Not only is it faster to use Pandas built-ins, calculating new features by column series automatically increases your performance by an order of 5-100x.  Almost anything you do with `apply()` will be slower than regular Python.


> **Fun Fact**
> The smallest possible space for an element to take up in a Python list is 16 bytes.  4 bytes minimum for the value, 4 for the reference in memory, 4 for the type, rounded up by the memory allocator would be 16 bytes.  For Numpy, each element is the exact same so there's no need to style type since it's container is designed to hold every single value of the same type.  Right off the bat, we get rid of 4 bytes to store type information for each element.  To store single precision values is only 4 bytes per element while double precision values are 8 bytes.  At the end of the day you are storing less data about your data with Numpy vs regular python lists.  Lists are designed to be general purpose while Numpy arrays are designed to handle numeric data efficiently.

> Whenever possible, don't repeat yourself!  Use a built-in function provided by Pandas or Numpy to transform your data rather than writing it from scratch!  It will almost be faster to use built-ins depending on the problem and size of your data.

### 2. `.apply()` works with either axis: Columns or rows.

We now understand why `.apply` is superior to operating on your data with lists and "for loops."  Apply can take any function, user defined, built-in, or functions provided by other library such as Numpy and scipy.  
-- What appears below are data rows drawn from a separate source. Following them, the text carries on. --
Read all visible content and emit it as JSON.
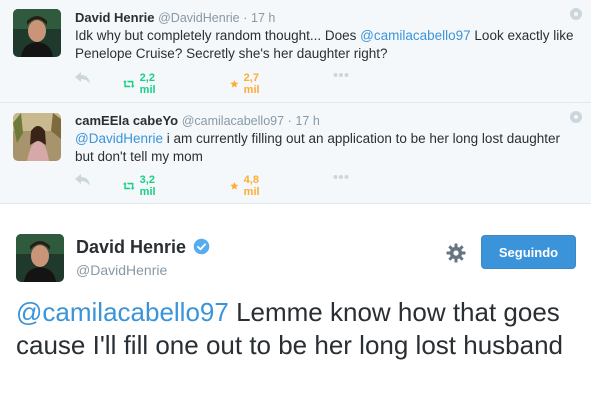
{
  "tweets": [
    {
      "name": "David Henrie",
      "handle": "@DavidHenrie",
      "separator": "·",
      "time": "17 h",
      "mention": "@camilacabello97",
      "text_before": "Idk why but completely random thought... Does ",
      "text_after": " Look exactly like Penelope Cruise? Secretly she's her daughter right?",
      "retweets": "2,2 mil",
      "favorites": "2,7 mil"
    },
    {
      "name": "camEEla cabeYo",
      "handle": "@camilacabello97",
      "separator": "·",
      "time": "17 h",
      "mention": "@DavidHenrie",
      "text_before": "",
      "text_after": " i am currently filling out an application to be her long lost daughter but don't tell my mom",
      "retweets": "3,2 mil",
      "favorites": "4,8 mil"
    }
  ],
  "main_tweet": {
    "name": "David Henrie",
    "handle": "@DavidHenrie",
    "follow_label": "Seguindo",
    "mention": "@camilacabello97",
    "text_after": " Lemme know how that goes cause I'll fill one out to be her long lost husband"
  },
  "colors": {
    "link": "#3b94d9",
    "retweet": "#19cf86",
    "favorite": "#ffac33",
    "button": "#3b94d9"
  },
  "icons": [
    "reply-icon",
    "retweet-icon",
    "star-icon",
    "more-icon",
    "gear-icon",
    "verified-icon"
  ]
}
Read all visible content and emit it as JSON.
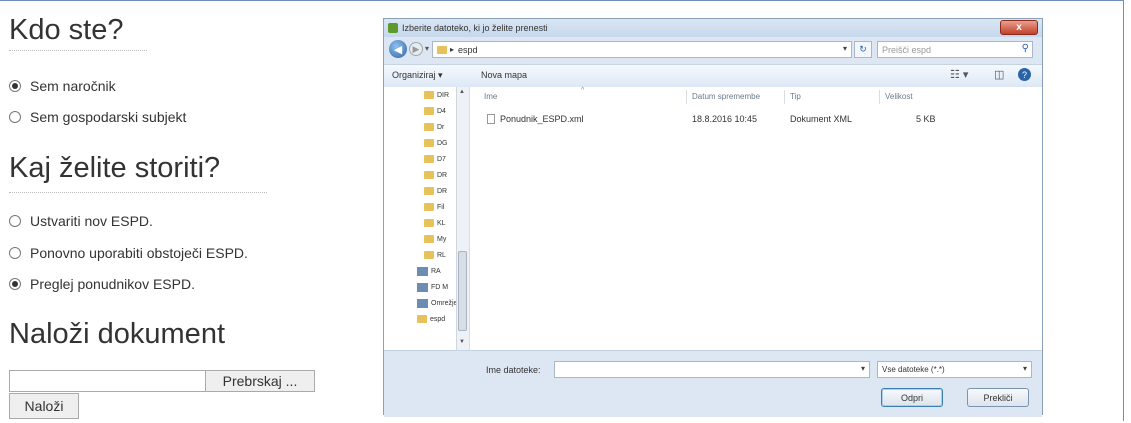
{
  "form": {
    "heading_who": "Kdo ste?",
    "role_options": [
      {
        "label": "Sem naročnik",
        "checked": true
      },
      {
        "label": "Sem gospodarski subjekt",
        "checked": false
      }
    ],
    "heading_action": "Kaj želite storiti?",
    "action_options": [
      {
        "label": "Ustvariti nov ESPD.",
        "checked": false
      },
      {
        "label": "Ponovno uporabiti obstoječi ESPD.",
        "checked": false
      },
      {
        "label": "Preglej ponudnikov ESPD.",
        "checked": true
      }
    ],
    "heading_upload": "Naloži dokument",
    "browse_label": "Prebrskaj ...",
    "upload_label": "Naloži"
  },
  "dialog": {
    "title": "Izberite datoteko, ki jo želite prenesti",
    "close_label": "x",
    "address": "espd",
    "search_placeholder": "Preišči espd",
    "organize_label": "Organiziraj ▾",
    "new_folder_label": "Nova mapa",
    "nav_items": [
      "DIR",
      "D4",
      "Dr",
      "DG",
      "D7",
      "DR",
      "DR",
      "Fil",
      "KL",
      "My",
      "RL",
      "RA",
      "FD M",
      "Omrežje",
      "espd"
    ],
    "columns": [
      "Ime",
      "Datum spremembe",
      "Tip",
      "Velikost"
    ],
    "files": [
      {
        "name": "Ponudnik_ESPD.xml",
        "date": "18.8.2016 10:45",
        "type": "Dokument XML",
        "size": "5 KB"
      }
    ],
    "filename_label": "Ime datoteke:",
    "filter_value": "Vse datoteke (*.*)",
    "open_label": "Odpri",
    "cancel_label": "Prekliči"
  }
}
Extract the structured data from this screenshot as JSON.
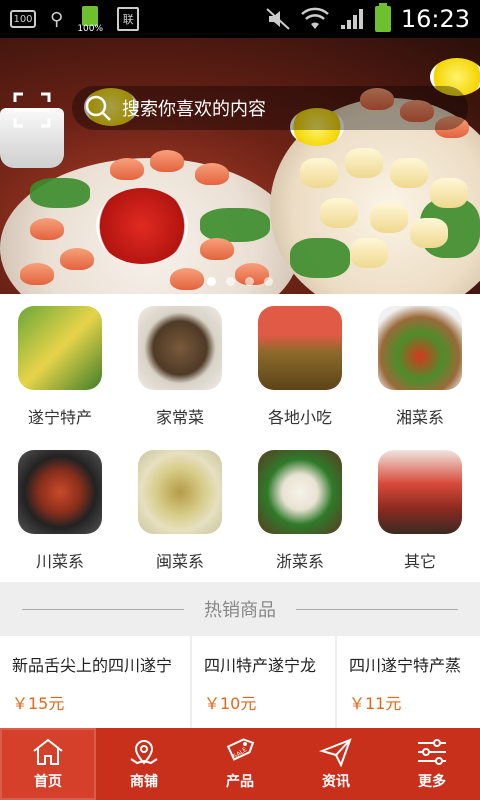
{
  "status_bar": {
    "battery_small": "100",
    "battery_percent": "100%",
    "sim_label": "联",
    "time": "16:23"
  },
  "search": {
    "placeholder": "搜索你喜欢的内容"
  },
  "banner": {
    "dots": 4,
    "active_dot": 0
  },
  "categories": [
    {
      "label": "遂宁特产"
    },
    {
      "label": "家常菜"
    },
    {
      "label": "各地小吃"
    },
    {
      "label": "湘菜系"
    },
    {
      "label": "川菜系"
    },
    {
      "label": "闽菜系"
    },
    {
      "label": "浙菜系"
    },
    {
      "label": "其它"
    }
  ],
  "hot": {
    "title": "热销商品",
    "products": [
      {
        "name": "新品舌尖上的四川遂宁",
        "price": "￥15元"
      },
      {
        "name": "四川特产遂宁龙",
        "price": "￥10元"
      },
      {
        "name": "四川遂宁特产蒸",
        "price": "￥11元"
      }
    ]
  },
  "nav": [
    {
      "label": "首页",
      "icon": "home-icon",
      "active": true
    },
    {
      "label": "商铺",
      "icon": "map-pin-icon",
      "active": false
    },
    {
      "label": "产品",
      "icon": "sale-tag-icon",
      "active": false
    },
    {
      "label": "资讯",
      "icon": "send-icon",
      "active": false
    },
    {
      "label": "更多",
      "icon": "sliders-icon",
      "active": false
    }
  ],
  "colors": {
    "nav_bg": "#c9301c",
    "price": "#e06a1a"
  }
}
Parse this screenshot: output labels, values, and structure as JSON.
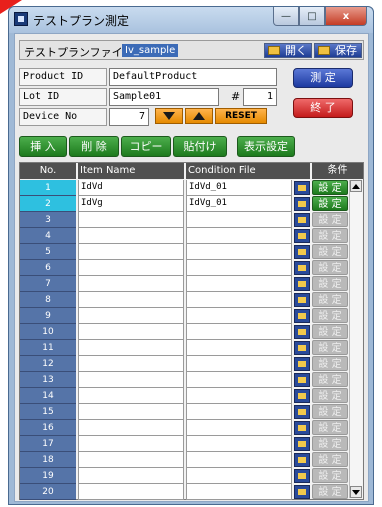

When `axis=1`, the input to your apply function is a single row series.  This is useful for when you need to operate on values at the row level such as multiplying or adding to values together, extracting the time or date from one column and creating a new column with the extracted value, or engineering new features with combined row values.

When `axis=0` or not specified because it's the default, the input to your apply function will be the **entire** column series.  So if your DataFrame has 100 rows it, the apply function's input will be a column series with the length of 100.  Apply functions operate each column in order that they exist in the DataFrame they are applied to.  However, it's not possible to get other columns in context.  If you need to use data from other columns to derive the value of your function, use row axis `axis=1` instead.